Making matters worse, she observed, the greater share of insulin revenue going to intermediaries places pressure on the drug’s manufacturers to keep raising prices so their own profits don’t suffer.
“It’s unconscionable,” Van Nuys said. “Market forces are working in favor of shareholders rather than patients.”
Asked to comment on the USC study, which was published this month in JAMA Health Forum, Pharmaceutical Research and Manufacturers of America, the drug industry’s main lobbying group, was happy to point an accusing finger at pharmacy benefit managers.
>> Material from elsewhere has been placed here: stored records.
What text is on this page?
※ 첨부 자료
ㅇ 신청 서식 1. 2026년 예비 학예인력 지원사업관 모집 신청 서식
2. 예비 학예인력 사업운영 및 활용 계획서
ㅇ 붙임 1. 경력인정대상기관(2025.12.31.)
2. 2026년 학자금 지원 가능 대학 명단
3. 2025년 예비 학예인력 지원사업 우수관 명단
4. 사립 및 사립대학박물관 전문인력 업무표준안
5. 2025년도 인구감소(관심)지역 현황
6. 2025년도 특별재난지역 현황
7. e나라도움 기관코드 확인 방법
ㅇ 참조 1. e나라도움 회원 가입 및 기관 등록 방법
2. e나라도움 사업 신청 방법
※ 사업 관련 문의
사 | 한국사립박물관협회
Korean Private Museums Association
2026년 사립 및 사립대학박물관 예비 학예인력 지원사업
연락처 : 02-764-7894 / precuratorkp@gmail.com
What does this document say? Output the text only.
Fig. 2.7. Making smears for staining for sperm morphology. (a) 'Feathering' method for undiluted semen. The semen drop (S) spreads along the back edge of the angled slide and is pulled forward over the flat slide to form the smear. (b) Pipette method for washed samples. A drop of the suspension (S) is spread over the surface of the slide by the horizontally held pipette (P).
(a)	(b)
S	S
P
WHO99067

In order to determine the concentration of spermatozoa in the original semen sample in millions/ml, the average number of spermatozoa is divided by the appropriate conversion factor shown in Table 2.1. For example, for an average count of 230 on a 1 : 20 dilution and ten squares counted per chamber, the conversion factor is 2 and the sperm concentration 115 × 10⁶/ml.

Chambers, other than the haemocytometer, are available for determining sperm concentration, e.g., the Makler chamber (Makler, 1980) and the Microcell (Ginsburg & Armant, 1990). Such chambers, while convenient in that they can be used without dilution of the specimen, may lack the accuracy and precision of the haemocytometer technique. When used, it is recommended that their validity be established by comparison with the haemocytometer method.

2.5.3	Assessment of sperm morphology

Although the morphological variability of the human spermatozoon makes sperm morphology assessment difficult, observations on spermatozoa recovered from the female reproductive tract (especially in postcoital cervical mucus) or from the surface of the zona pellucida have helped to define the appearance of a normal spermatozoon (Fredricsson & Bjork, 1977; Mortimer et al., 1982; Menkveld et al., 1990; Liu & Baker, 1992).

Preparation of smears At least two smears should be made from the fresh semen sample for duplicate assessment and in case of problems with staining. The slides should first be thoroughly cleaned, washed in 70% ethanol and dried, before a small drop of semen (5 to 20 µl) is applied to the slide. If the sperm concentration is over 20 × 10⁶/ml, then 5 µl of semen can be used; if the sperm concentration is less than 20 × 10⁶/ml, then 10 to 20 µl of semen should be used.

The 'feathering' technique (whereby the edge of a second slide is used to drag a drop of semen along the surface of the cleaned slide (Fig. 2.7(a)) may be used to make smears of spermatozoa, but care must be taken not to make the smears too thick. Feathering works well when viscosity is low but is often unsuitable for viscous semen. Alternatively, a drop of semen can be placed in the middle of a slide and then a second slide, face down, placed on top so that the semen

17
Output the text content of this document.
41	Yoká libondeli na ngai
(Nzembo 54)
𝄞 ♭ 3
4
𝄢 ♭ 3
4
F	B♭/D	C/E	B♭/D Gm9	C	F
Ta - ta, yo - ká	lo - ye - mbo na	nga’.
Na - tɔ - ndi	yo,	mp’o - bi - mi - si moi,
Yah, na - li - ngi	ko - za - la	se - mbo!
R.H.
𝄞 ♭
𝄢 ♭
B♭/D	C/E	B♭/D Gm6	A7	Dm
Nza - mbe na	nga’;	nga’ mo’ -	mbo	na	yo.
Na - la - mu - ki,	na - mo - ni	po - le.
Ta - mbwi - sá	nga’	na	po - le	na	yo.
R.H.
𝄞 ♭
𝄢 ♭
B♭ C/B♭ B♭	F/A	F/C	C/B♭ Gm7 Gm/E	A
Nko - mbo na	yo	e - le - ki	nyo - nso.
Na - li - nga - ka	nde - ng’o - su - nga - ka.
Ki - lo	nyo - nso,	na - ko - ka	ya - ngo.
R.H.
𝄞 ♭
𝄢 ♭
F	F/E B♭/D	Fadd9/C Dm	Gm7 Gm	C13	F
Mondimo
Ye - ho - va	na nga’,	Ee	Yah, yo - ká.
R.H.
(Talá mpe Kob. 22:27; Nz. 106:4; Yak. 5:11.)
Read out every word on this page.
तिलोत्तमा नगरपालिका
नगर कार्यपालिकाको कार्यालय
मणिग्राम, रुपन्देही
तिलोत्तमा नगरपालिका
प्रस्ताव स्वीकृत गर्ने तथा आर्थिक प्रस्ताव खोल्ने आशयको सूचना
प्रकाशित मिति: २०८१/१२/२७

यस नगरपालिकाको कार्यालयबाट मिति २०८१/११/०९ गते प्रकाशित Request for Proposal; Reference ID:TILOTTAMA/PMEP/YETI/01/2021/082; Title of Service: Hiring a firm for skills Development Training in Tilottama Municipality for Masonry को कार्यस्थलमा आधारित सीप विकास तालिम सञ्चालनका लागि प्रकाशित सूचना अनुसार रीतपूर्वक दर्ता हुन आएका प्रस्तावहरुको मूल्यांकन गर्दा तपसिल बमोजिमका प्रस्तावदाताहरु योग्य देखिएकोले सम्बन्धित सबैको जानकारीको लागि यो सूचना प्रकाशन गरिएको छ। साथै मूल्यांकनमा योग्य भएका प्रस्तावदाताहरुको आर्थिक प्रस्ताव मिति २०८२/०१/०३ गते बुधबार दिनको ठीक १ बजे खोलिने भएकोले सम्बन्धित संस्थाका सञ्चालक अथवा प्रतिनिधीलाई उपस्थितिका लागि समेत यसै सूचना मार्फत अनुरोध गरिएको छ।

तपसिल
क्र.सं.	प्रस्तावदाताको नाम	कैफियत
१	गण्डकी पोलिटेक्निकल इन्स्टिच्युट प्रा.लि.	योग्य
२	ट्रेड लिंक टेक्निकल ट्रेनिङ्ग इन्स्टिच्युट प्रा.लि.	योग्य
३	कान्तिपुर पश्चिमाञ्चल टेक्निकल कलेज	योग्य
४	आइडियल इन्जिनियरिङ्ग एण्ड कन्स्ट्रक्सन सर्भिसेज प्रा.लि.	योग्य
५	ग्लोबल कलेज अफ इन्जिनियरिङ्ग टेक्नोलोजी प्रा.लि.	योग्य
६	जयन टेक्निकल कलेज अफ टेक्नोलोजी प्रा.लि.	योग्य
“Pharmacy benefit managers play a powerful role in determining how much patients pay out of pocket for prescription medicines, yet these middlemen operate with very little transparency and accountability,” said Debra DeShong, a spokesperson for the organization.
“Every year they extract tens of billions of dollars in rebates from drugmakers, yet too often these savings are not shared with patients at the pharmacy,” she said, adding that “PBMs help perpetuate a broken system.”
Greg Lopes, a spokesperson for the Pharmaceutical Care Management Assn., representing PBMs, countered that high insulin prices are primarily the fault of “pricing strategies used by drug manufacturers to avoid competition.”
“PBMs have stepped up efforts to help patients living with diabetes by providing clinical support and education that result in better medication adherence and improve health outcomes,” he said.
Neither side deserves a get-out-of-jail-free card.